LORD ILLINGWORTH: I have been giving him the best of advice, Lady Hunstanton, and the best of cigarettes.
LADY HUNSTANTON: I am so sorry I was not here to listen to you, but I suppose I am too old now to learn. Except from you, dear Archdeacon, when you are in your nice pulpit. But then I always know what you are going to say, so I don’t feel alarmed. (Sees MRS. ARBUTHNOT.) Ah! dear Mrs. Arbuthnot, do come and join us. Come, dear.
Enter MRS. ARBUTHNOT.
Gerald has been having such a long talk with Lord Illingworth; I am sure you must feel very much flattered at the pleasant way in which everything has turned out for him. Let us sit down. (They sit down.) And how is your beautiful embroidery going on?
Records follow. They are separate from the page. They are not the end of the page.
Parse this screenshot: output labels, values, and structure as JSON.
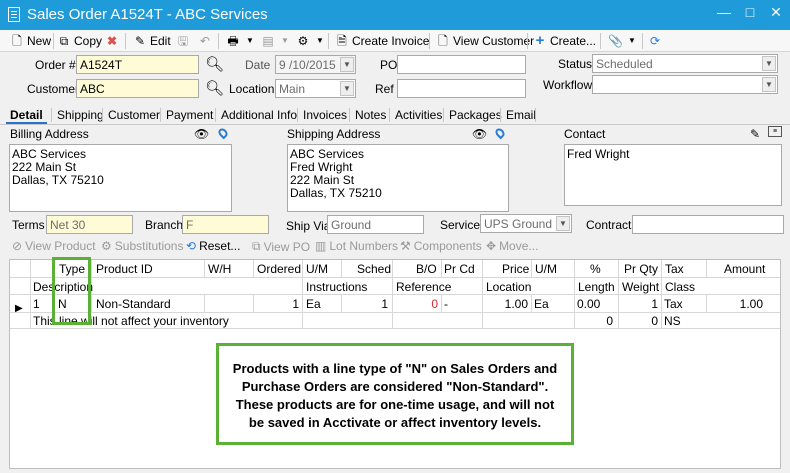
{
  "window": {
    "title": "Sales Order A1524T - ABC Services",
    "minimize": "—",
    "maximize": "□",
    "close": "✕"
  },
  "toolbar": {
    "new": "New",
    "copy": "Copy",
    "edit": "Edit",
    "create_invoice": "Create Invoice",
    "view_customer": "View Customer",
    "create": "Create..."
  },
  "form": {
    "order_label": "Order #",
    "order_value": "A1524T",
    "date_label": "Date",
    "date_value": "9 /10/2015",
    "po_label": "PO",
    "po_value": "",
    "status_label": "Status",
    "status_value": "Scheduled",
    "customer_label": "Customer",
    "customer_value": "ABC",
    "location_label": "Location",
    "location_value": "Main",
    "ref_label": "Ref",
    "ref_value": "",
    "workflow_label": "Workflow",
    "workflow_value": ""
  },
  "tabs": [
    "Detail",
    "Shipping",
    "Customer",
    "Payment",
    "Additional Info",
    "Invoices",
    "Notes",
    "Activities",
    "Packages",
    "Email"
  ],
  "billing": {
    "label": "Billing Address",
    "text": "ABC Services\n222 Main St\nDallas, TX 75210"
  },
  "shipping": {
    "label": "Shipping Address",
    "text": "ABC Services\nFred Wright\n222 Main St\nDallas, TX 75210"
  },
  "contact": {
    "label": "Contact",
    "text": "Fred Wright"
  },
  "terms": {
    "terms_label": "Terms",
    "terms_value": "Net 30",
    "branch_label": "Branch",
    "branch_value": "F",
    "shipvia_label": "Ship Via",
    "shipvia_value": "Ground",
    "service_label": "Service",
    "service_value": "UPS Ground",
    "contract_label": "Contract",
    "contract_value": ""
  },
  "actions": {
    "view_product": "View Product",
    "substitutions": "Substitutions",
    "reset": "Reset...",
    "view_po": "View PO",
    "lot_numbers": "Lot Numbers",
    "components": "Components",
    "move": "Move..."
  },
  "grid": {
    "header1": {
      "type": "Type",
      "product_id": "Product ID",
      "wh": "W/H",
      "ordered": "Ordered",
      "um": "U/M",
      "sched": "Sched",
      "bo": "B/O",
      "pr_cd": "Pr Cd",
      "price": "Price",
      "um2": "U/M",
      "pct": "%",
      "pr_qty": "Pr Qty",
      "tax": "Tax",
      "amount": "Amount"
    },
    "header2": {
      "description": "Description",
      "instructions": "Instructions",
      "reference": "Reference",
      "location": "Location",
      "length": "Length",
      "weight": "Weight",
      "class": "Class"
    },
    "row1": {
      "line": "1",
      "type": "N",
      "product": "Non-Standard",
      "ordered": "1",
      "um": "Ea",
      "sched": "1",
      "bo": "0",
      "pr_cd": "-",
      "price": "1.00",
      "um2": "Ea",
      "pct": "0.00",
      "pr_qty": "1",
      "tax": "Tax",
      "amount": "1.00"
    },
    "row2": {
      "description": "This line will not affect your inventory",
      "length": "0",
      "weight": "0",
      "class": "NS"
    }
  },
  "note": {
    "line1": "Products with a line type of \"N\" on Sales Orders and",
    "line2": "Purchase Orders are considered \"Non-Standard\".",
    "line3": "These products are for one-time usage, and will not",
    "line4": "be saved in Acctivate or affect inventory levels."
  },
  "colors": {
    "titlebar": "#1e9bd8",
    "highlight": "#5bb135",
    "required_field": "#fffbd6"
  }
}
MRS. ARBUTHNOT: I am always at work, Lady Hunstanton.
LADY HUNSTANTON: Mrs. Daubeny embroiders a little, too, doesn’t she?
THE ARCHDEACON: She was very deft with her needle once, quite a Dorcas. But the gout has crippled her fingers a good deal. She has not touched the tambour frame for nine or ten years. But she has many other amusements. She is very much interested in her own health.